The frequencies displayed on the audiogram are octaves, which represent a doubling in frequency (e.g., 250 Hz, 500 Hz, 1000 Hz, wtc). Commonly tested "inter-octave" frequenices (e.g., 3000 Hz) may also be displayed. The intensities displayed on the audiogram appear as linear 10 dBHL steps. However, decibels are a logarithimic scale, so that successive 10 dB increments represent greater increases in loudness.

For humans, normal hearing is between −10 dB(HL) and 15 dB(HL),[2][3] although 0 dB from 250 Hz to 8 kHz is deemed to be 'average' normal hearing.

Hearing thresholds of humans and other mammals can be found with behavioural hearing tests or physiological tests used in audiometry. For adults, a behavioural hearing test involves a tester who presents tones at specific frequencies (pitches) and intensities (loudnesses). When the testee hears the sound he or she responds (e.g., by raising a hand or pressing a button. The tester records the lowest intensity sound the testee can hear.

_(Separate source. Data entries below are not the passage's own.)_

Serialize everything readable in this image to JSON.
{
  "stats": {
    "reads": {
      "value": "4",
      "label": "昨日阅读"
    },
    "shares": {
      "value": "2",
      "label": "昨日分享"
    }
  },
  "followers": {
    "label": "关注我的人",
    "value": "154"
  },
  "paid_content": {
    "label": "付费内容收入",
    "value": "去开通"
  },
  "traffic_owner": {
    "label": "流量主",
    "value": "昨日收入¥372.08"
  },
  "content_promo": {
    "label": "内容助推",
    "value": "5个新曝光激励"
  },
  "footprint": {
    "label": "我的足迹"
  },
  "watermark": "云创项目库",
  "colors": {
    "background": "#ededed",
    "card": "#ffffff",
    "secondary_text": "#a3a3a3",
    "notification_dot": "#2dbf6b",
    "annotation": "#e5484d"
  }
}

With children, an audiologist makes a game out of the hearing test by replacing the feedback device with activity-related toys such as blocks or pegs. This is referred to as conditioned play audiometry. Visual reinforcement audiometry is also used with children. When the child hears the sound, he or she looks in the direction the sound came from and are reinforced with a light and/or animated toy. A similar technique can be used when testing some animals but instead of a toy, food can be used as a reward for responding to the sound.

Physiological tests do not need the patient to respond (Katz 2002). For example, when performing the brainstem auditory evoked potentials the patient's brainstem responses are being measured when a sound is played into their ear, or otoacoustic emissions which are generated by a healthy inner ear either spontaneously or evoked by an outside stimulus. In the US, the NIOSH recommends that people who are regularly exposed to hazardous noise have their hearing tested once a year, or every three years otherwise.[4]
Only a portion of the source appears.